Dongjoo Shin, a PhD student at the KAIST, said that the deep-learning SoCs that he called DPUs will be the next big thing in microprocessors. He described a device that essentially combined two processors in one, hitting 8.1 TOPs/W on 4-bit operations.
An impressive video demo showed the chip powering a robot that could recognize the image of a man, his gestures, and objects such as a drill. Shin said that he is already working on two more SoCs: a general-purpose device and one dedicated to very large images.
A Harvard researcher described a 28-nm research chip supported by funds from ARM and DARPA. It consumed 568 nJ/prediction at 1.2 GHz by processing groups of neurons at a time using data-level parallelism on highly sparse data with resilience to errors.

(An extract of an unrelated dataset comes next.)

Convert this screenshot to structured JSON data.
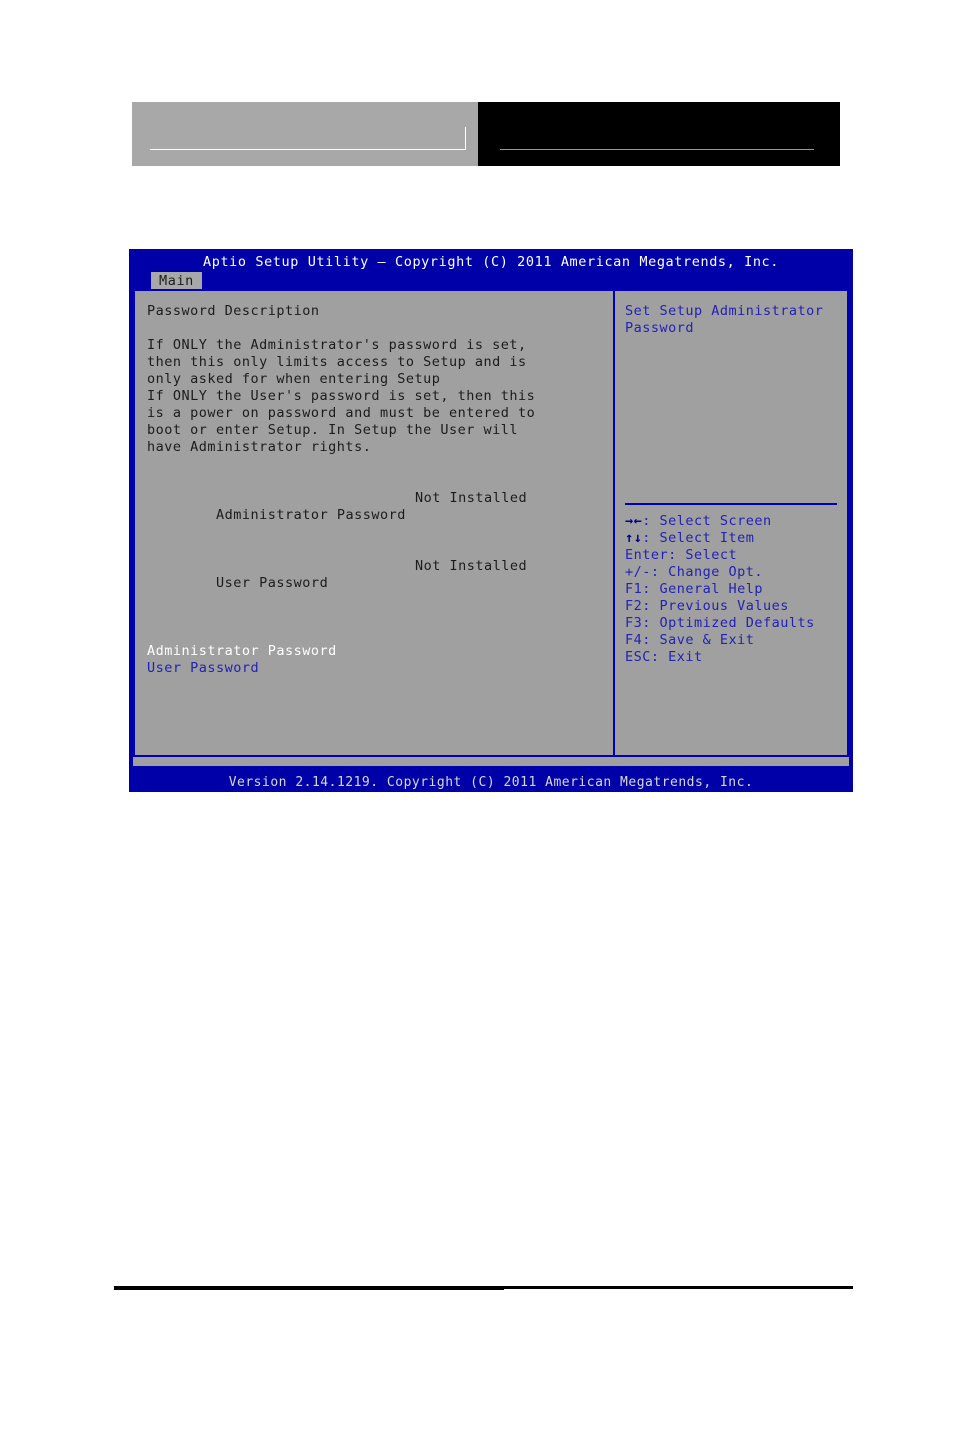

“Most of the execution time is in MAC operations,” said Paul Whatmough, who presented the paper.
ST's convolution accelerator was packed with MACs. (Image: ISSCC)
“IoT is a huge driver, devices are becoming sensor-rich, and apps need to turn data into information,” he said. Deep learning is increasingly seen as “a universal classifier to interpret noisy data, but it requires lots of memory and compute.&rdquo
Microprocessor veteran Marc Tremblay was one of several veterans attending the session. He agreed with others who noted that there are many efforts to define embedded deep-learning processors today both in high-profile startups and established companies, including his employer, Microsoft.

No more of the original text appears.